GAISFORD Thomas Gaisford was Dean of CCC for 24 years in the first half of the 19th century.
BUSBY Dr Richard Busby, whose long life spanned every decade of the 17th century, was a student at CCC. He went on to become the stern headmaster of Westminster School, a post he held for 55 years. John Dryden and Christopher Wren were among his pupils.
CAVERSHAM The Rev Dr Robert Smith (d 1716) bequeathed land on his Caversham estate in Berkshire to CCC.
ISLIP From 1678 the Rev Smith was the incumbent in the parish of Islip on his estate.
🎷The group Madness made the video for their song Baggy Trousers in and around Islip Street School.
PECKWATER One of the quadrangles of CCC, popularly known as the Peck.
HAMMOND Henry Hammond was a Royalist canon and public orator at CCC during the Civil War.
WOLSEY In 1525 Cardinal Wolsey founded Cardinal College, which soon after (when Wolsey fell out of royal favour) became CCC. Wolsey was a dominant figure in the middle years of Henry the Eighth’s reign. He occupied many top civil and ecclesiastical positions, culminating in being appointed a Cardinal by Pope Leo X.
FRIDESWIDE One of many spellings of a Saxon princess and abbess who lived during the 7th and 8th centuries. The religious site she established later became part of what was eventually CCC. Frideswide is the patron saint of Oxford and Oxford University.
St John’s College, Cambridge (SJC) was another major landowner in Kentish Town.
LADY MARGARET Lady Margaret Beaufort was the mother of Henry V111 and the founder of two Cambridge colleges, Christ’s and SJC, the latter completed after her death. Lady Margaret Hall in Oxford is named after her.
FALKLAND Lucius Cary, 2nd Viscount Falkland (d 1643), was a scholar of SJC and a prominent politician.
BURGHLEY Lord Burghley was Chancellor to Elizabeth 1 and a benefactor of SJC.
WILLINGHAM was a Cambridgeshire property in the ownership of SJC.
EVANGELIST The full name of SJC was once the College of St John the Evangelist.
When the College estates were sold in the 19th century, mainly for housing development, new landowners appeared on the scene.

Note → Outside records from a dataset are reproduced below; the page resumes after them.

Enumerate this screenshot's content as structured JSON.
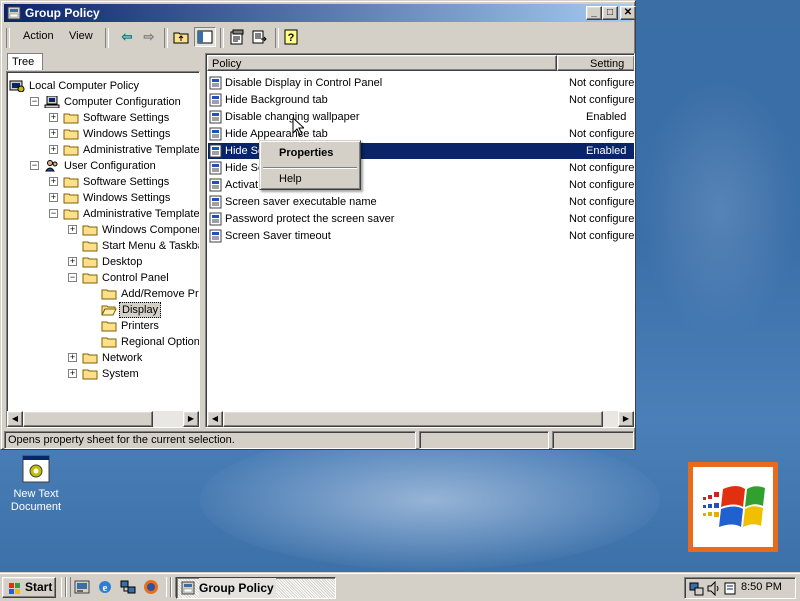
{
  "window": {
    "title": "Group Policy",
    "minimize_glyph": "_",
    "maximize_glyph": "□",
    "close_glyph": "✕"
  },
  "menu": {
    "action": "Action",
    "view": "View"
  },
  "toolbar": {
    "back_glyph": "⇦",
    "forward_glyph": "⇨"
  },
  "tree": {
    "tab_label": "Tree",
    "items": [
      {
        "label": "Local Computer Policy",
        "icon": "computer-policy-icon"
      },
      {
        "label": "Computer Configuration",
        "icon": "computer-icon",
        "expander": "−"
      },
      {
        "label": "Software Settings",
        "icon": "folder-icon",
        "expander": "+"
      },
      {
        "label": "Windows Settings",
        "icon": "folder-icon",
        "expander": "+"
      },
      {
        "label": "Administrative Templates",
        "icon": "folder-icon",
        "expander": "+"
      },
      {
        "label": "User Configuration",
        "icon": "user-icon",
        "expander": "−"
      },
      {
        "label": "Software Settings",
        "icon": "folder-icon",
        "expander": "+"
      },
      {
        "label": "Windows Settings",
        "icon": "folder-icon",
        "expander": "+"
      },
      {
        "label": "Administrative Templates",
        "icon": "folder-icon",
        "expander": "−"
      },
      {
        "label": "Windows Components",
        "icon": "folder-icon",
        "expander": "+"
      },
      {
        "label": "Start Menu & Taskbar",
        "icon": "folder-icon"
      },
      {
        "label": "Desktop",
        "icon": "folder-icon",
        "expander": "+"
      },
      {
        "label": "Control Panel",
        "icon": "folder-icon",
        "expander": "−"
      },
      {
        "label": "Add/Remove Programs",
        "icon": "folder-icon"
      },
      {
        "label": "Display",
        "icon": "open-folder-icon",
        "selected": true
      },
      {
        "label": "Printers",
        "icon": "folder-icon"
      },
      {
        "label": "Regional Options",
        "icon": "folder-icon"
      },
      {
        "label": "Network",
        "icon": "folder-icon",
        "expander": "+"
      },
      {
        "label": "System",
        "icon": "folder-icon",
        "expander": "+"
      }
    ]
  },
  "policy_list": {
    "columns": {
      "policy": "Policy",
      "setting": "Setting"
    },
    "rows": [
      {
        "name": "Disable Display in Control Panel",
        "setting": "Not configured"
      },
      {
        "name": "Hide Background tab",
        "setting": "Not configured"
      },
      {
        "name": "Disable changing wallpaper",
        "setting": "Enabled"
      },
      {
        "name": "Hide Appearance tab",
        "setting": "Not configured"
      },
      {
        "name": "Hide Se",
        "setting": "Enabled",
        "selected": true
      },
      {
        "name": "Hide Sc",
        "setting": "Not configured"
      },
      {
        "name": "Activat",
        "setting": "Not configured"
      },
      {
        "name": "Screen saver executable name",
        "setting": "Not configured"
      },
      {
        "name": "Password protect the screen saver",
        "setting": "Not configured"
      },
      {
        "name": "Screen Saver timeout",
        "setting": "Not configured"
      }
    ]
  },
  "context_menu": {
    "properties": "Properties",
    "help": "Help"
  },
  "statusbar": {
    "text": "Opens property sheet for the current selection."
  },
  "desktop": {
    "icon_label_line1": "New Text",
    "icon_label_line2": "Document"
  },
  "taskbar": {
    "start": "Start",
    "task_button": "Group Policy",
    "clock": "8:50 PM"
  },
  "colors": {
    "selection": "#0a246a",
    "desktop": "#3a6ea5",
    "face": "#d4d0c8"
  }
}
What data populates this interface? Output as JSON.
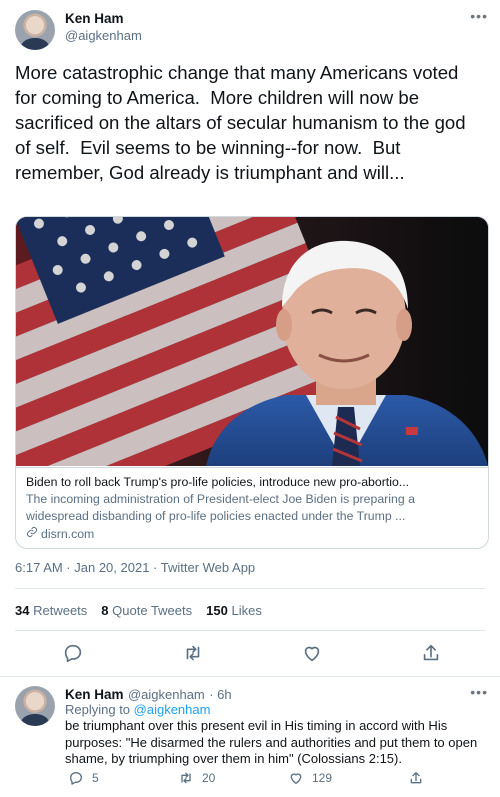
{
  "tweet": {
    "author_name": "Ken Ham",
    "author_handle": "@aigkenham",
    "text": "More catastrophic change that many Americans voted for coming to America.  More children will now be sacrificed on the altars of secular humanism to the god of self.  Evil seems to be winning--for now.  But remember, God already is triumphant and will...",
    "card": {
      "title": "Biden to roll back Trump's pro-life policies, introduce new pro-abortio...",
      "description": "The incoming administration of President-elect Joe Biden is preparing a widespread disbanding of pro-life policies enacted under the Trump ...",
      "domain": "disrn.com"
    },
    "timestamp": "6:17 AM · Jan 20, 2021 · Twitter Web App",
    "stats": {
      "retweets_count": "34",
      "retweets_label": "Retweets",
      "quote_count": "8",
      "quote_label": "Quote Tweets",
      "likes_count": "150",
      "likes_label": "Likes"
    },
    "icons": [
      "more-icon",
      "reply-icon",
      "retweet-icon",
      "like-icon",
      "share-icon",
      "link-icon"
    ]
  },
  "reply": {
    "author_name": "Ken Ham",
    "author_handle": "@aigkenham",
    "time": "· 6h",
    "replying_prefix": "Replying to ",
    "replying_handle": "@aigkenham",
    "text": "be triumphant over this present evil in His timing in accord with His purposes:  \"He disarmed the rulers and authorities and put them to open shame, by triumphing over them in him\" (Colossians 2:15).",
    "reply_count": "5",
    "retweet_count": "20",
    "like_count": "129"
  },
  "colors": {
    "text": "#0f1419",
    "secondary": "#5b7083",
    "link": "#1da1f2",
    "border": "#cfd9de"
  }
}
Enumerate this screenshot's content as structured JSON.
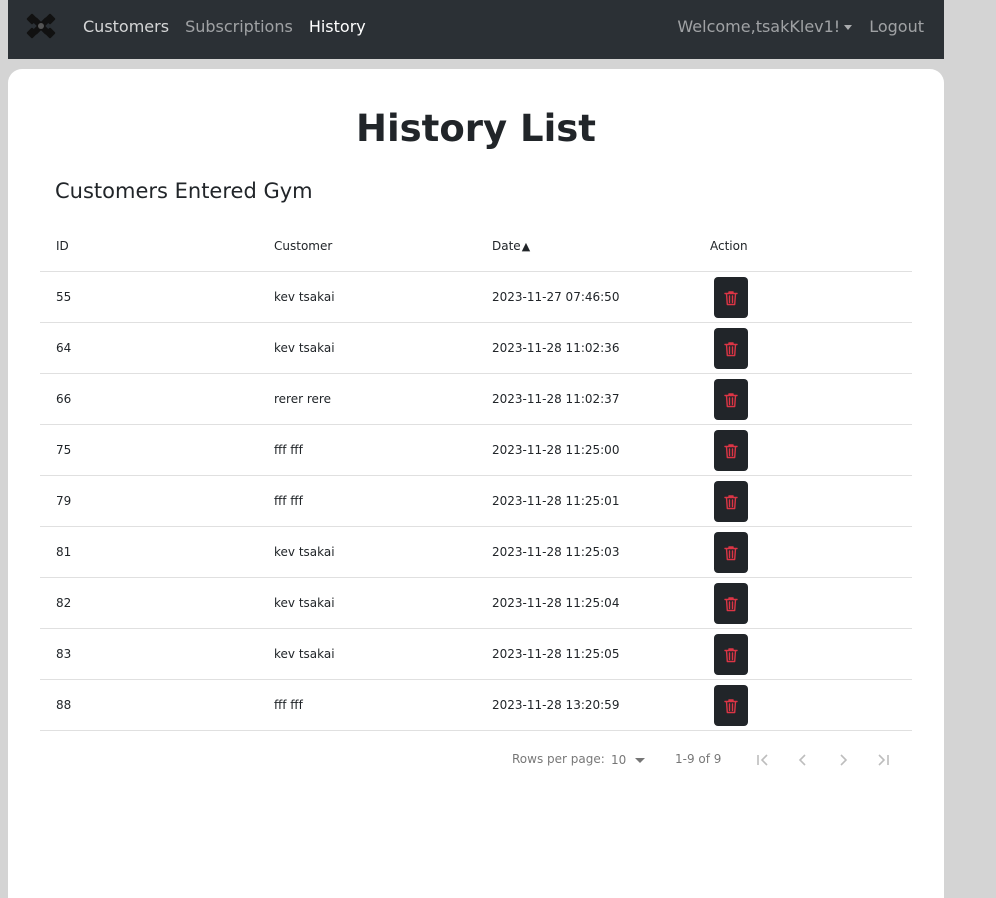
{
  "navbar": {
    "links": [
      {
        "label": "Customers"
      },
      {
        "label": "Subscriptions"
      },
      {
        "label": "History"
      }
    ],
    "welcome": "Welcome,tsakKlev1!",
    "logout": "Logout"
  },
  "page": {
    "title": "History List",
    "subtitle": "Customers Entered Gym"
  },
  "table": {
    "headers": {
      "id": "ID",
      "customer": "Customer",
      "date": "Date",
      "action": "Action"
    },
    "sort_indicator": "▲",
    "rows": [
      {
        "id": "55",
        "customer": "kev tsakai",
        "date": "2023-11-27 07:46:50"
      },
      {
        "id": "64",
        "customer": "kev tsakai",
        "date": "2023-11-28 11:02:36"
      },
      {
        "id": "66",
        "customer": "rerer rere",
        "date": "2023-11-28 11:02:37"
      },
      {
        "id": "75",
        "customer": "fff fff",
        "date": "2023-11-28 11:25:00"
      },
      {
        "id": "79",
        "customer": "fff fff",
        "date": "2023-11-28 11:25:01"
      },
      {
        "id": "81",
        "customer": "kev tsakai",
        "date": "2023-11-28 11:25:03"
      },
      {
        "id": "82",
        "customer": "kev tsakai",
        "date": "2023-11-28 11:25:04"
      },
      {
        "id": "83",
        "customer": "kev tsakai",
        "date": "2023-11-28 11:25:05"
      },
      {
        "id": "88",
        "customer": "fff fff",
        "date": "2023-11-28 13:20:59"
      }
    ],
    "action_icon": "trash-icon"
  },
  "pagination": {
    "rows_per_page_label": "Rows per page:",
    "rows_per_page_value": "10",
    "range": "1-9 of 9"
  },
  "colors": {
    "navbar_bg": "#2b3035",
    "delete_button_bg": "#212529",
    "delete_icon": "#dc3545"
  }
}
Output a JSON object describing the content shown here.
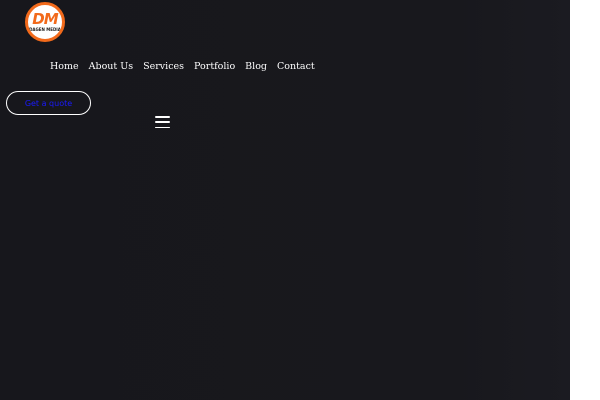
{
  "brand": {
    "logo_mark": "DM",
    "logo_text": "DAGEN MEDIA",
    "accent_color": "#f26a1b"
  },
  "nav": {
    "items": [
      {
        "label": "Home"
      },
      {
        "label": "About Us"
      },
      {
        "label": "Services"
      },
      {
        "label": "Portfolio"
      },
      {
        "label": "Blog"
      },
      {
        "label": "Contact"
      }
    ]
  },
  "cta": {
    "label": "Get a quote"
  },
  "menu_toggle": {
    "icon": "hamburger-icon"
  },
  "colors": {
    "background": "#17171c",
    "nav_text": "#ffffff",
    "cta_text": "#1a1aff",
    "cta_border": "#ffffff"
  }
}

DARTMOUTH The Earls of Dartmouth were responsible for developing the Dartmouth Park Estate.
PATSHULL A Manor near Wolverhampton in the ownership of the Dartmouth family.
CHETWYND Charles Chetwynd was a nephew of Frances, wife of an Earl of Dartmouth.
LAWFORD John Eeles Lawford was a land agent to the 5th Earl of Dartmouth.
📇 At No.50 a blue plaque tells us that the writer George Orwell lived here briefly in 1935/6. In that period he published his important work Keep the Aspidistra Flying.
SANDALL A location near Doncaster on the Earl’s Yorkshire estate.
TORRIANO Another major landowner was Joseph Prole Torriano (fl.1783).The Torriano estate was part of the manor of CANTELOWS, one of the four manors of the ancient Parish of St Pancras.
LEVERTON Thomas Leverton Donaldson was one of Torriano’s land agents.
LEIGHTON Sir David Leighton was a Major-General in the East India Company’s independent army. He married into the Torriano family and acquired half the estate. Lucky David.
CHARLTON KINGS Sir David’s estate near Cheltenham.
BARTHOLOMEW The connection is with the Priory and Hospital of St Bartholomew (Bart’s).
BRECKNOCK Brecknock Abbey was the Welsh home of Elizabeth Jeffrey, wife of the 1st Earl of Camden. She is remembered in JEFFREY’S Street.
The Assembly House pub is a Grade 11 listed building dating from 1898, on a site where here has been a pub since the 18th century. It was the setting for some scenes of the 1971 Richard Burton film Villain.
AND WHAT ABOUT GREENWOOD?
Our home was built in 1954 and was named after the Labour Minister Arthur Greenwood, who died earlier that year.